Wednesday, October 3, 2007

Stephen Shore on the diptych


Stephen Shore in his small but perfectly formed artist's book WITNESS NUMBER ONE comments. "...the form of the book adds one element...to the subject, which is the relationship of the pictures to each other...A simple example is the diptych and why there are very few uninteresting diptychs...You can take two ordinary pictures and put them side by side as a diptych and...improve them both." So here is another, made in China.

3 comments:

doonster said...

I'm not sure if that is the enduring effect of dityochs or not.
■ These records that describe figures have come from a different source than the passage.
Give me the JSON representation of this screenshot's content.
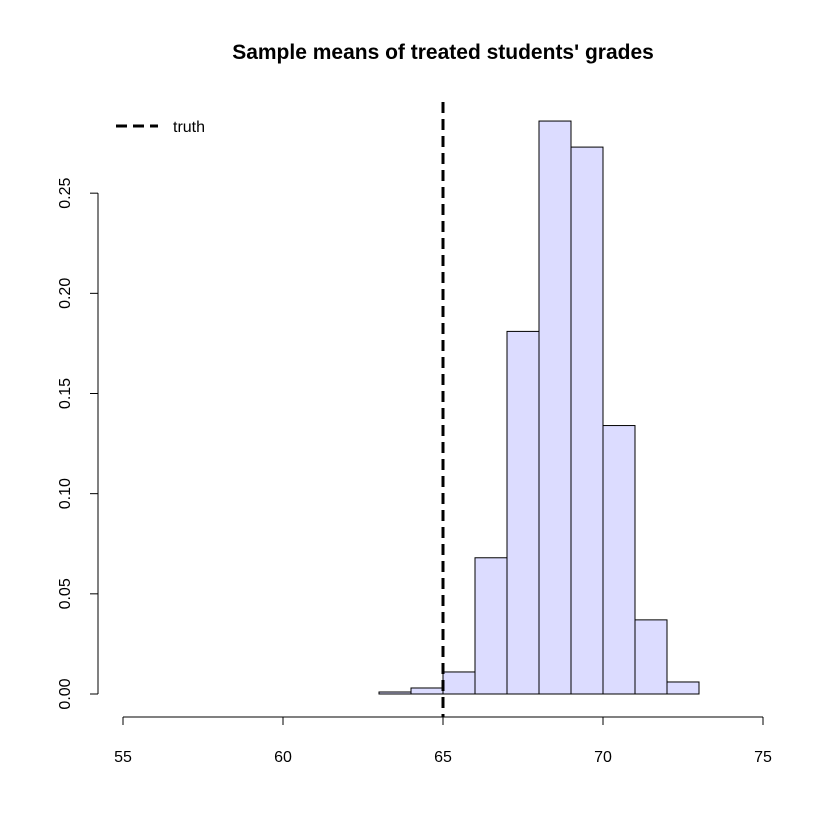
{
  "chart_data": {
    "type": "bar",
    "title": "Sample means of treated students' grades",
    "xlabel": "",
    "ylabel": "",
    "xlim": [
      55,
      75
    ],
    "ylim": [
      0,
      0.3
    ],
    "x_ticks": [
      "55",
      "60",
      "65",
      "70",
      "75"
    ],
    "y_ticks": [
      "0.00",
      "0.05",
      "0.10",
      "0.15",
      "0.20",
      "0.25"
    ],
    "bins": [
      {
        "x0": 63,
        "x1": 64,
        "value": 0.001
      },
      {
        "x0": 64,
        "x1": 65,
        "value": 0.003
      },
      {
        "x0": 65,
        "x1": 66,
        "value": 0.011
      },
      {
        "x0": 66,
        "x1": 67,
        "value": 0.068
      },
      {
        "x0": 67,
        "x1": 68,
        "value": 0.181
      },
      {
        "x0": 68,
        "x1": 69,
        "value": 0.286
      },
      {
        "x0": 69,
        "x1": 70,
        "value": 0.273
      },
      {
        "x0": 70,
        "x1": 71,
        "value": 0.134
      },
      {
        "x0": 71,
        "x1": 72,
        "value": 0.037
      },
      {
        "x0": 72,
        "x1": 73,
        "value": 0.006
      }
    ],
    "bar_color": "#dcdcff",
    "truth": {
      "x": 65
    },
    "legend": {
      "position": "top-left",
      "label": "truth"
    },
    "grid": false
  }
}
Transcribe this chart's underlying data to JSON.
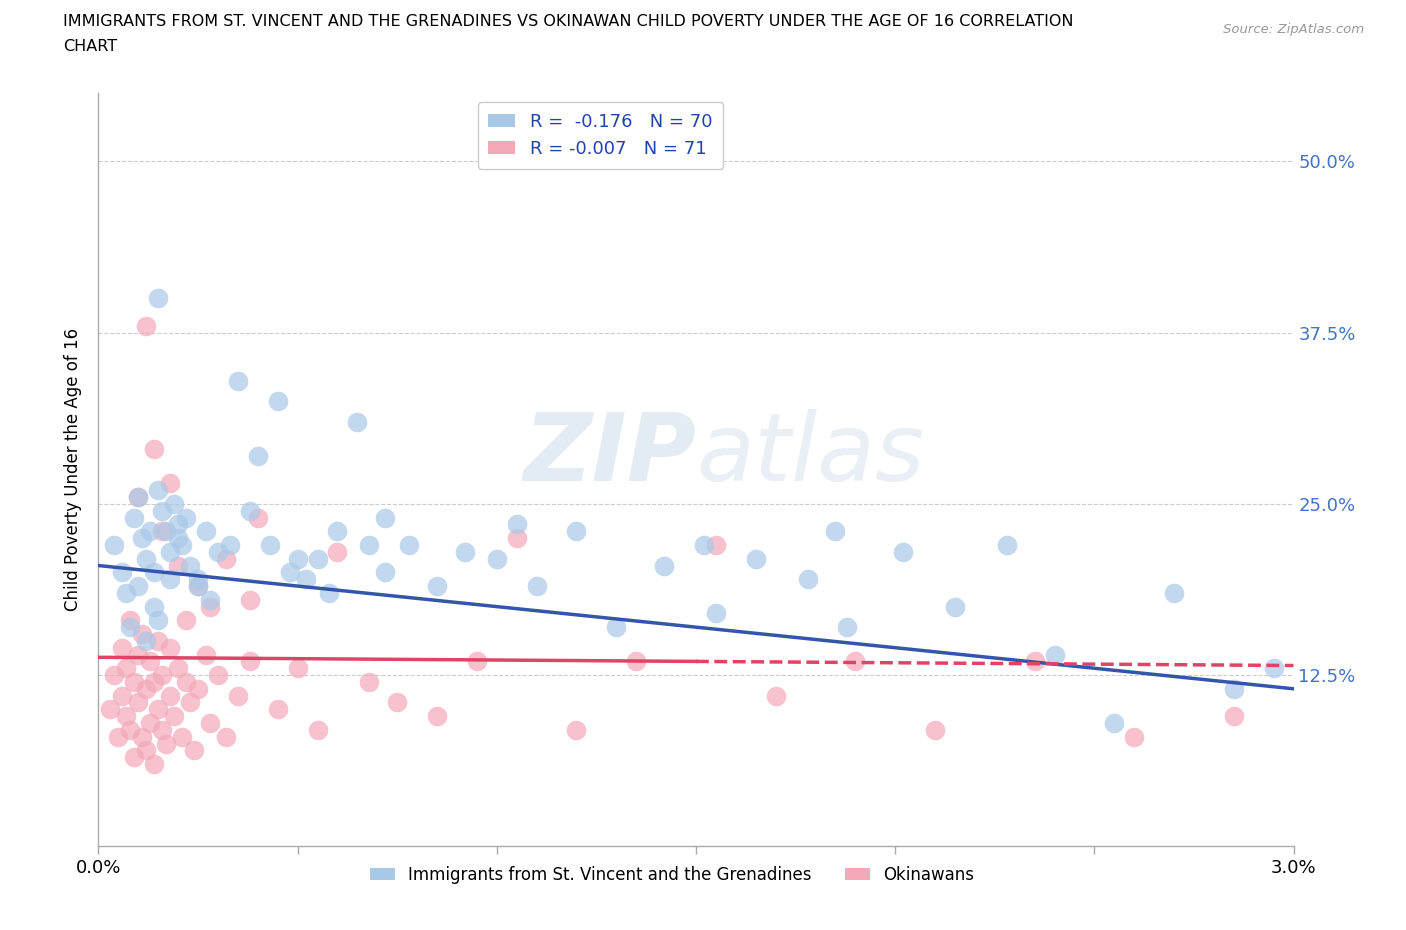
{
  "title_line1": "IMMIGRANTS FROM ST. VINCENT AND THE GRENADINES VS OKINAWAN CHILD POVERTY UNDER THE AGE OF 16 CORRELATION",
  "title_line2": "CHART",
  "source": "Source: ZipAtlas.com",
  "ylabel": "Child Poverty Under the Age of 16",
  "xlim": [
    0.0,
    3.0
  ],
  "ylim": [
    0.0,
    55.0
  ],
  "yticks": [
    0.0,
    12.5,
    25.0,
    37.5,
    50.0
  ],
  "xticks": [
    0.0,
    0.5,
    1.0,
    1.5,
    2.0,
    2.5,
    3.0
  ],
  "blue_color": "#a8c8e8",
  "pink_color": "#f4a8b8",
  "blue_line_color": "#3355aa",
  "pink_line_color": "#dd4466",
  "r_blue": -0.176,
  "n_blue": 70,
  "r_pink": -0.007,
  "n_pink": 71,
  "legend_label_blue": "Immigrants from St. Vincent and the Grenadines",
  "legend_label_pink": "Okinawans",
  "watermark": "ZIPatlas",
  "blue_trend_x0": 0.0,
  "blue_trend_y0": 20.5,
  "blue_trend_x1": 3.0,
  "blue_trend_y1": 11.5,
  "pink_trend_x0": 0.0,
  "pink_trend_y0": 13.8,
  "pink_trend_x1": 3.0,
  "pink_trend_y1": 13.2,
  "blue_scatter_x": [
    0.04,
    0.06,
    0.07,
    0.08,
    0.09,
    0.1,
    0.1,
    0.11,
    0.12,
    0.12,
    0.13,
    0.14,
    0.14,
    0.15,
    0.15,
    0.16,
    0.17,
    0.18,
    0.18,
    0.19,
    0.2,
    0.21,
    0.22,
    0.23,
    0.25,
    0.27,
    0.28,
    0.3,
    0.33,
    0.35,
    0.38,
    0.4,
    0.43,
    0.45,
    0.48,
    0.52,
    0.55,
    0.6,
    0.65,
    0.68,
    0.72,
    0.78,
    0.85,
    0.92,
    1.0,
    1.1,
    1.2,
    1.3,
    1.42,
    1.55,
    1.65,
    1.78,
    1.88,
    2.02,
    2.15,
    2.28,
    2.4,
    2.55,
    2.7,
    2.85,
    2.95,
    0.5,
    0.58,
    0.72,
    1.05,
    1.52,
    1.85,
    0.15,
    0.2,
    0.25
  ],
  "blue_scatter_y": [
    22.0,
    20.0,
    18.5,
    16.0,
    24.0,
    25.5,
    19.0,
    22.5,
    15.0,
    21.0,
    23.0,
    17.5,
    20.0,
    16.5,
    26.0,
    24.5,
    23.0,
    19.5,
    21.5,
    25.0,
    23.5,
    22.0,
    24.0,
    20.5,
    19.0,
    23.0,
    18.0,
    21.5,
    22.0,
    34.0,
    24.5,
    28.5,
    22.0,
    32.5,
    20.0,
    19.5,
    21.0,
    23.0,
    31.0,
    22.0,
    24.0,
    22.0,
    19.0,
    21.5,
    21.0,
    19.0,
    23.0,
    16.0,
    20.5,
    17.0,
    21.0,
    19.5,
    16.0,
    21.5,
    17.5,
    22.0,
    14.0,
    9.0,
    18.5,
    11.5,
    13.0,
    21.0,
    18.5,
    20.0,
    23.5,
    22.0,
    23.0,
    40.0,
    22.5,
    19.5
  ],
  "pink_scatter_x": [
    0.03,
    0.04,
    0.05,
    0.06,
    0.06,
    0.07,
    0.07,
    0.08,
    0.08,
    0.09,
    0.09,
    0.1,
    0.1,
    0.11,
    0.11,
    0.12,
    0.12,
    0.13,
    0.13,
    0.14,
    0.14,
    0.15,
    0.15,
    0.16,
    0.16,
    0.17,
    0.18,
    0.18,
    0.19,
    0.2,
    0.21,
    0.22,
    0.23,
    0.24,
    0.25,
    0.27,
    0.28,
    0.3,
    0.32,
    0.35,
    0.38,
    0.4,
    0.45,
    0.5,
    0.55,
    0.6,
    0.68,
    0.75,
    0.85,
    0.95,
    1.05,
    1.2,
    1.35,
    1.55,
    1.7,
    1.9,
    2.1,
    2.35,
    2.6,
    2.85,
    0.1,
    0.12,
    0.14,
    0.16,
    0.18,
    0.2,
    0.22,
    0.25,
    0.28,
    0.32,
    0.38
  ],
  "pink_scatter_y": [
    10.0,
    12.5,
    8.0,
    14.5,
    11.0,
    9.5,
    13.0,
    16.5,
    8.5,
    12.0,
    6.5,
    10.5,
    14.0,
    8.0,
    15.5,
    11.5,
    7.0,
    13.5,
    9.0,
    12.0,
    6.0,
    10.0,
    15.0,
    8.5,
    12.5,
    7.5,
    11.0,
    14.5,
    9.5,
    13.0,
    8.0,
    12.0,
    10.5,
    7.0,
    11.5,
    14.0,
    9.0,
    12.5,
    8.0,
    11.0,
    13.5,
    24.0,
    10.0,
    13.0,
    8.5,
    21.5,
    12.0,
    10.5,
    9.5,
    13.5,
    22.5,
    8.5,
    13.5,
    22.0,
    11.0,
    13.5,
    8.5,
    13.5,
    8.0,
    9.5,
    25.5,
    38.0,
    29.0,
    23.0,
    26.5,
    20.5,
    16.5,
    19.0,
    17.5,
    21.0,
    18.0
  ]
}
On the one hand, as viewer, there there is an assumption that a deeper/broader meaning is implied. this leads to longer contemplation.

If no such meaning is implicit (i.e. the artist just bolts together 2 images) time is wasted or the viewer drops the whole idea as meaningless.

I like to think along the former lines: there is implies meaning, earranting my further attention. If, over aseries, I start to "get" the idea, I linger. If not, I lean towards the latter lidea (no meaning implied) and move on quickly.

Does any of that make sense??

doonster said...

Crikey, that was rubbish - excuse the poor typing.

Beattie's Book Blog said...

Thnks Harvey, great images, we must have a coffee and a catch-up so I can hear more about this journey of yours.